Prüfbericht: Vielfach keine Zusätzlichkeit
Der „Süddeutschen Zeitung“ liegt nun ein interner Prüfbericht des Bundesarbeitsministeriums vor, der zeigt, dass vielfach der Grundsatz „Zusätzlichkeit“ nicht eingehalten wurde. Die Stellen waren in ihrer Tätigkeitsbeschreibung von den regulären Arbeiten kaum zu unterscheiden.
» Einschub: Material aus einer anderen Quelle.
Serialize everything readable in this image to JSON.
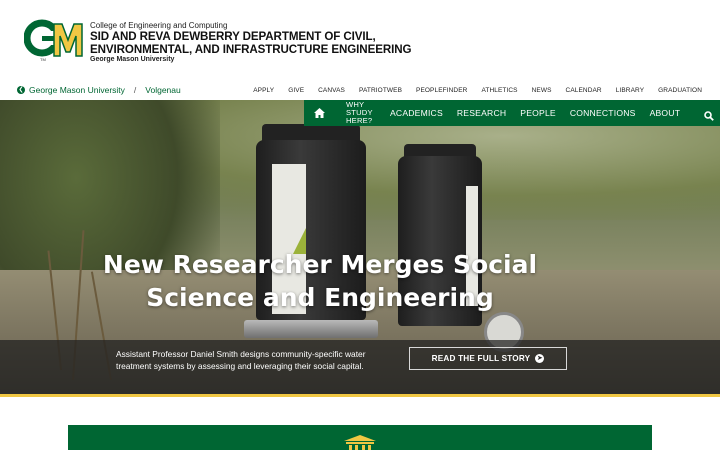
{
  "header": {
    "college": "College of Engineering and Computing",
    "department_line1": "SID AND REVA DEWBERRY DEPARTMENT OF CIVIL,",
    "department_line2": "ENVIRONMENTAL, AND INFRASTRUCTURE ENGINEERING",
    "university": "George Mason University",
    "logo_icon": "gmu-gm-logo",
    "logo_tm": "TM"
  },
  "breadcrumb": {
    "home": "George Mason University",
    "separator": "/",
    "current": "Volgenau"
  },
  "utility_links": [
    "APPLY",
    "GIVE",
    "CANVAS",
    "PATRIOTWEB",
    "PEOPLEFINDER",
    "ATHLETICS",
    "NEWS",
    "CALENDAR",
    "LIBRARY",
    "GRADUATION"
  ],
  "nav": {
    "home_icon": "home-icon",
    "why_line1": "WHY",
    "why_line2": "STUDY",
    "why_line3": "HERE?",
    "items": [
      "ACADEMICS",
      "RESEARCH",
      "PEOPLE",
      "CONNECTIONS",
      "ABOUT"
    ],
    "search_icon": "search-icon"
  },
  "hero": {
    "title_line1": "New Researcher Merges Social",
    "title_line2": "Science and Engineering",
    "description": "Assistant Professor Daniel Smith designs community-specific water treatment systems by assessing and leveraging their social capital.",
    "button_label": "READ THE FULL STORY",
    "button_icon": "arrow-circle-right-icon"
  },
  "lower": {
    "icon": "building-icon"
  },
  "colors": {
    "brand_green": "#006633",
    "brand_gold": "#f0c743"
  }
}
Der Bundesrechnungshof (BRH) hatte bereits mehrfach kritisiert, dass Hartz IV-Bezieher Aufgaben der öffentlichen Hand übernehmen. Bei der Prüfung durch den BRH zeigte sich, dass Jobcenter ALG II-Bezieher oft wahllos Ein-Euro-Jobs zuweisen, so dass Städte, Wohlfahrtsverbände, christliche Einrichtungen wie die Caritas oder Diakonie und private Unternehmen “ungeförderte Tätigkeiten im ersten Arbeitsmarkt durch öffentliche geförderte Beschäftigung ersetzen und so ihre Personalkosten reduzieren”.
Bereits vor drei Jahren hatten Prüfer des Bundesarbeitsministeriums die Vergabepraxis der Jobcenter geprüft. Schon damals wurden massive Unregelmäßigkeiten deutlich.